Chapter 18, Problem 18.1P

(a)

Interpretation Introduction

Interpretation:

Blank in the description of frequency of electromagnetic radiation has to be filled.

Concept Introduction:

Formula to calculate frequency is as follows:

  $v=\frac{c}{\lambda }$

Planck’s hypothesis states energy associated with photon is as follows:

  $\begin{array}{c}E=hv\\ =\frac{hc}{\lambda }\end{array}$

Formula to calculate wavenumber is as follows:

  $\overline{v}=\frac{v}{c}$

Here,

$\lambda$ denotes wavelength.

$h$ denotes Planck’s constant

$c$ denotes speed of light.

$\overline{v}$ denotes wavenumber.

Explanation of Solution

Planck’s hypothesis states energy associated with photon in terms of frequency is as follows:

  $E=hv$

Since energy is directly related to frequency in accordance with Planck’s hypothesis thus when frequency is doubled, energy is also doubled.
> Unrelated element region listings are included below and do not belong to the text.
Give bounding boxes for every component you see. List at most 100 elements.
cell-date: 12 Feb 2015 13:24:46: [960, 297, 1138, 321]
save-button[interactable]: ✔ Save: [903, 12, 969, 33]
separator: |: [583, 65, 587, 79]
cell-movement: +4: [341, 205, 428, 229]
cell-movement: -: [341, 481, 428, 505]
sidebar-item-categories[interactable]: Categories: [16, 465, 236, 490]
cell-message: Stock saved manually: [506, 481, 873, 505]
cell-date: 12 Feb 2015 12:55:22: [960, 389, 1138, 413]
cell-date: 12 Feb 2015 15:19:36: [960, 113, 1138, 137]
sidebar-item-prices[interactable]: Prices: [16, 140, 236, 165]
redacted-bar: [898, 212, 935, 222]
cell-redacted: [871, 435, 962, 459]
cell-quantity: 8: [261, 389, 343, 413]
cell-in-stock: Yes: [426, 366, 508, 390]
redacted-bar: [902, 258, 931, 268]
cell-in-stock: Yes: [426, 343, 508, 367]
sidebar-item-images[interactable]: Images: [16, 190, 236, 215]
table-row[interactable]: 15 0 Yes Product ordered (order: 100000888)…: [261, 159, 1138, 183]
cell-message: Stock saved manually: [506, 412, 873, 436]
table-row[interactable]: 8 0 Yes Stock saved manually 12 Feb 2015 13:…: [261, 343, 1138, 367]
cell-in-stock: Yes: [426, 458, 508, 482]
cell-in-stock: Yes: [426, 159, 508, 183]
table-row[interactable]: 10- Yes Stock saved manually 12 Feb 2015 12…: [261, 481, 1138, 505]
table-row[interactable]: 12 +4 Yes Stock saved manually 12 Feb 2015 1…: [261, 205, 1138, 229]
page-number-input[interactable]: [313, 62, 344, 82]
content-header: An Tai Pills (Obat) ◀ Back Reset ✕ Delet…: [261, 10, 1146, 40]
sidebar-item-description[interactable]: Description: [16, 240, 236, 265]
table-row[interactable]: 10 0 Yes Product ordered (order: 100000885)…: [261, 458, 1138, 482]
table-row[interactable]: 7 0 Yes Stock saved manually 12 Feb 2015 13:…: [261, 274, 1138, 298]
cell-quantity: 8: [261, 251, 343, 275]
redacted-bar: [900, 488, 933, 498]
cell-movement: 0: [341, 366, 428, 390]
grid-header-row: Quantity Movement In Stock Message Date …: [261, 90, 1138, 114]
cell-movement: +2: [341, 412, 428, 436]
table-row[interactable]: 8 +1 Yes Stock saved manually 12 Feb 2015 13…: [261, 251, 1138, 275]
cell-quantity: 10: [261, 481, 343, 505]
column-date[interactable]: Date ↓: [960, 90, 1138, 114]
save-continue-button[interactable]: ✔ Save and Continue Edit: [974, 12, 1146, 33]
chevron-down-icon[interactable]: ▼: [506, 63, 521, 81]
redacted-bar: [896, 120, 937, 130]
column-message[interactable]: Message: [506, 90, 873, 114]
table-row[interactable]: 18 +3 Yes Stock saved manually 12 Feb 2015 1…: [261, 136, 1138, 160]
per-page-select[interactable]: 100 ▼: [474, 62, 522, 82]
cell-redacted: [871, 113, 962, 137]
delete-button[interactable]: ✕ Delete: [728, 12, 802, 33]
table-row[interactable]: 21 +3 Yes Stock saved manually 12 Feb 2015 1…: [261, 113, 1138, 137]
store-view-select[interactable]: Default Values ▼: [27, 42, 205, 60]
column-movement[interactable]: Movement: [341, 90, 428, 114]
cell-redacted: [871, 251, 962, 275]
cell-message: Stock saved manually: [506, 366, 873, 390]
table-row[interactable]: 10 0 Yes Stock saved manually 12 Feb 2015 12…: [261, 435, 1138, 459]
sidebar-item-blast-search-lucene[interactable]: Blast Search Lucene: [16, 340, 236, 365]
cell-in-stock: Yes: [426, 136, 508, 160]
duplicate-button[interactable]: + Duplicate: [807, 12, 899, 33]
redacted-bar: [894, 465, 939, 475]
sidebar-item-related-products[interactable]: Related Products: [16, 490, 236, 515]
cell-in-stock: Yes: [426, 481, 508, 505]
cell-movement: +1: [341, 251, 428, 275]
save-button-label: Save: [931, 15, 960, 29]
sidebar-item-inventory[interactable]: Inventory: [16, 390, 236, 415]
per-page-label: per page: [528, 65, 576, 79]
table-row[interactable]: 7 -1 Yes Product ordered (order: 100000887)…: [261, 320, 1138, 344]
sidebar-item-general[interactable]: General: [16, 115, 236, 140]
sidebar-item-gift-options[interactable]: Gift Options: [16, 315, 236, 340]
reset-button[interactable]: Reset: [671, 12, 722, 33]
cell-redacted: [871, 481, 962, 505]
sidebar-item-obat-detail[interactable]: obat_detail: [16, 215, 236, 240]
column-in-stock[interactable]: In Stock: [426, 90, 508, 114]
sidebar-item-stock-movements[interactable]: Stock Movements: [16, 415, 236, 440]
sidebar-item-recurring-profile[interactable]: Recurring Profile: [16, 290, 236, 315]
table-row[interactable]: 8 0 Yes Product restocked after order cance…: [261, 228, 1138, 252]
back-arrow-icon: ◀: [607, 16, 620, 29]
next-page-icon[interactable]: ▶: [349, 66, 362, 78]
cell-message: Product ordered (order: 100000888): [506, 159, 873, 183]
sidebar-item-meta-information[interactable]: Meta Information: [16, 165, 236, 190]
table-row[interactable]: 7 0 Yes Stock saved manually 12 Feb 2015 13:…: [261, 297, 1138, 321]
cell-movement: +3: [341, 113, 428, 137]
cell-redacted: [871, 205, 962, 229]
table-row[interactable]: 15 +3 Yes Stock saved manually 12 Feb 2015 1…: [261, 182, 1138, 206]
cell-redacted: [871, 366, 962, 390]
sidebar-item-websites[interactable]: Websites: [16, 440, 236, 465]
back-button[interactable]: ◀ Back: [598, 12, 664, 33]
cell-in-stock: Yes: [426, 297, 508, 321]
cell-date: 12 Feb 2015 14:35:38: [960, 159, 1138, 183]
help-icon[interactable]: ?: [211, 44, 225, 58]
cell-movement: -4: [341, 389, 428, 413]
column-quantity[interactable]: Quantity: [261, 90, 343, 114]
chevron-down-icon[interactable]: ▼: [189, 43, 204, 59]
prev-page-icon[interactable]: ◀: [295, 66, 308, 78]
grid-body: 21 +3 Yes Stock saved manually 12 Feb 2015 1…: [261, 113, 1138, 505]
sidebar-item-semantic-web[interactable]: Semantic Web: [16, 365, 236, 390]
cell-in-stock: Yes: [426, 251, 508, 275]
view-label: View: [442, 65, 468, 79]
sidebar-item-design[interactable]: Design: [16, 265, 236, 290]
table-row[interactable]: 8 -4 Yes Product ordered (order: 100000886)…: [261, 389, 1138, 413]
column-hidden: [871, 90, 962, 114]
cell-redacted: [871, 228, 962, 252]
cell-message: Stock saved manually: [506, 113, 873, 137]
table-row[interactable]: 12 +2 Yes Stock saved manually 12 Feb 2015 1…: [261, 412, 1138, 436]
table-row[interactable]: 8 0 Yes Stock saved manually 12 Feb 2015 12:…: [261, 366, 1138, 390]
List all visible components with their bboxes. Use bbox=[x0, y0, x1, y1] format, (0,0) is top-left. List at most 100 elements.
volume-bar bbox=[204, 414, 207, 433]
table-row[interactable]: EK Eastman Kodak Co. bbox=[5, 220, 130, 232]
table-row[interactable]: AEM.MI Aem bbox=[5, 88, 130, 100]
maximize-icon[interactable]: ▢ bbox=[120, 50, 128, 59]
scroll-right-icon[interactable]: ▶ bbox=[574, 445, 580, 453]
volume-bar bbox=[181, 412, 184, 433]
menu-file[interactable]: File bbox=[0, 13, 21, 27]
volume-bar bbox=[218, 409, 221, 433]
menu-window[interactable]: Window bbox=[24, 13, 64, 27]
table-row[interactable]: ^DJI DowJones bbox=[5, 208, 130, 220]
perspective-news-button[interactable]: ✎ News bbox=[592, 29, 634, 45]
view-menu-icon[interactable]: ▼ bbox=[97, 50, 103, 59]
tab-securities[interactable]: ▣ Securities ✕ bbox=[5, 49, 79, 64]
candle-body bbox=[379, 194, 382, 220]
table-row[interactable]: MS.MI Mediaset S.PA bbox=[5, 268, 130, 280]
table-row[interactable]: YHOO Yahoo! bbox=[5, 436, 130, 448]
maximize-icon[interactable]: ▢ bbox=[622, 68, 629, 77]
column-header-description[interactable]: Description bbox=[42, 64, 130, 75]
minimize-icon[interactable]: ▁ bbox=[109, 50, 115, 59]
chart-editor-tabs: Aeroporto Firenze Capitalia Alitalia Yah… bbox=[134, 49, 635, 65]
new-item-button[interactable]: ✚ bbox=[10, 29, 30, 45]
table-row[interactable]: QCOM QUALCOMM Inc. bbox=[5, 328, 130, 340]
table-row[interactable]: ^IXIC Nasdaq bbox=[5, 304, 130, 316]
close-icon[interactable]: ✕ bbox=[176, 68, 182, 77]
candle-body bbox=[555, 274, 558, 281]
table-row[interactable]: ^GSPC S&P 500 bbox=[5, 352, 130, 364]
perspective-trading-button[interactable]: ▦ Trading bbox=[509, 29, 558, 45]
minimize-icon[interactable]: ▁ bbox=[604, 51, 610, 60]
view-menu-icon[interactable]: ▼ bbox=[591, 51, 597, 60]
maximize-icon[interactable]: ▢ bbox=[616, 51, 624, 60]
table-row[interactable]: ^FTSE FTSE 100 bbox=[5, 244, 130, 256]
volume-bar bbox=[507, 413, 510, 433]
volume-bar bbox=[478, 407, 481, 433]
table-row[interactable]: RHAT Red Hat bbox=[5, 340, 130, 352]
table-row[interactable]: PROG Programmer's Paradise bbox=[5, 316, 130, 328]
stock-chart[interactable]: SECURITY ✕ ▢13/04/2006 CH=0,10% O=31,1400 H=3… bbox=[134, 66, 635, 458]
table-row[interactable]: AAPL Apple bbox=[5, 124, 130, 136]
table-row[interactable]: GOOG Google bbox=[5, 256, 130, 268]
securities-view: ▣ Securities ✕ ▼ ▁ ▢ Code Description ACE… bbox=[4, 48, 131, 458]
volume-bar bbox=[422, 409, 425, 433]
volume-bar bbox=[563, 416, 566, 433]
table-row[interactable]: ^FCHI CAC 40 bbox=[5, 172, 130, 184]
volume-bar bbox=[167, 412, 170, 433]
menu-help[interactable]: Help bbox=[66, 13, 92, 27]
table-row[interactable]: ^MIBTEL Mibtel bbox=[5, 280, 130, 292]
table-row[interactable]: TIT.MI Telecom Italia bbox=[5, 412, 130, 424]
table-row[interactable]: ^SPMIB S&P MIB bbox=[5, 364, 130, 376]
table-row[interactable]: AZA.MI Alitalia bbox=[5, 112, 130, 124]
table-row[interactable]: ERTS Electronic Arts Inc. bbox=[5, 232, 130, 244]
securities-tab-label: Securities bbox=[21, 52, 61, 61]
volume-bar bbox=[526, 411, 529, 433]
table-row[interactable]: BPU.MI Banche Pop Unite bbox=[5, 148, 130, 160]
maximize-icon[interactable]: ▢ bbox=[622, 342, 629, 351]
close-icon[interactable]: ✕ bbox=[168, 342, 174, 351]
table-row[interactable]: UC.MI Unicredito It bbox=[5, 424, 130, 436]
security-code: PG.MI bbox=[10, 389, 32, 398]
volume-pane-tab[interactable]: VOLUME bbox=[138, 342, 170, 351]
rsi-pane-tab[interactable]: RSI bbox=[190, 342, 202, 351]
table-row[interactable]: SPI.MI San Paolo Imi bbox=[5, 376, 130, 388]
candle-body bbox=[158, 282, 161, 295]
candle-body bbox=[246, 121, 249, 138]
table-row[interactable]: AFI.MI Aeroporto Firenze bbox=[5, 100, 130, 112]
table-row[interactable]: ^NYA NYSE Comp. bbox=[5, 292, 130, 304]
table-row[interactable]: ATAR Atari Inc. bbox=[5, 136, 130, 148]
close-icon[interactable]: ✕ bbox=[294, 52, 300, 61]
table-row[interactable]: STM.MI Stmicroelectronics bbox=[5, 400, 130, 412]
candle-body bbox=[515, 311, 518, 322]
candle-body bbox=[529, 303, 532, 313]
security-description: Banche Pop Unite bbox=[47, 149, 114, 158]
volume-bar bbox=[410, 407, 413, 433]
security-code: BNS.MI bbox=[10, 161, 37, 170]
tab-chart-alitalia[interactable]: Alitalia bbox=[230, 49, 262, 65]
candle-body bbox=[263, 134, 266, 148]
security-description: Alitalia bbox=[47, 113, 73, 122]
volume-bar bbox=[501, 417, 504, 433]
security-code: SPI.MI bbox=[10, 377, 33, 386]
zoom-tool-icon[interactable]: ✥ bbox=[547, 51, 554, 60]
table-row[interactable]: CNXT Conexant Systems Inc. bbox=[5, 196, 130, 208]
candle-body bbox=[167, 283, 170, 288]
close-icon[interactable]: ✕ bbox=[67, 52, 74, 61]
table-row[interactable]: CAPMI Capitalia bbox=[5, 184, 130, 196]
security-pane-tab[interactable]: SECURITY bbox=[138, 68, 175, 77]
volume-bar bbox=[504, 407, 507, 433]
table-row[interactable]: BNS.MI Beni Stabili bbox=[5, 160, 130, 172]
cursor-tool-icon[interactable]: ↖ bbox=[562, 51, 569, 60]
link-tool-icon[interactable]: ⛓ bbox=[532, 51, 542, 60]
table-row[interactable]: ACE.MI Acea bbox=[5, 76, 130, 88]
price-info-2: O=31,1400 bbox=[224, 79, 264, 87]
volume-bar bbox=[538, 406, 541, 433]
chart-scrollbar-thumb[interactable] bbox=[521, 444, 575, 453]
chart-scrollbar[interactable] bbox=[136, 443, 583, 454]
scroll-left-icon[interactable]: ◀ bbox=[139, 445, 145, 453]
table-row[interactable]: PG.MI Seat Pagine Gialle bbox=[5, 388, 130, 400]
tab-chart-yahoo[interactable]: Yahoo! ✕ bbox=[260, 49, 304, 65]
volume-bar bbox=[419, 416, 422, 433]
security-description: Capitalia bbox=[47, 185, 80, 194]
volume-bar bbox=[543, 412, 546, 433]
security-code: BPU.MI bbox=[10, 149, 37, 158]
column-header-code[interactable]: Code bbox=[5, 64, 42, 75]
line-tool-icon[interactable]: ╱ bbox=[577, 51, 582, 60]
So energy will also double.

(b)

Interpretation Introduction

Interpretation:

Blank in the description of wavelength and energy of electromagnetic radiation has to be filled.

Concept Introduction:

Refer to part (a).

Explanation of Solution

Planck’s hypothesis states energy associated with photon in terms of wavelength is as follows:

  $E=\frac{hc}{\lambda }$

Since energy is inversely directly related to energy in accordance with Planck’s hypothesis thus when wavelength is doubled, energy is reduced by same amount doubled. So, energy will become halve.

(c)

Interpretation Introduction

Interpretation:

Blank in the description of wavenumber and energy of electromagnetic radiation has to be filled.

Concept Introduction:

Refer to part (a).

Explanation of Solution

Planck’s hypothesis states energy associated with photon in terms of wavenumber is as follows:

  $E=hc\overline{v}$

Since energy is inversely directly related to $\overline{v}$ in accordance with Planck’s hypothesis thus when $\overline{v}$ is doubled, energy is increased by same amount. So, energy will also become double.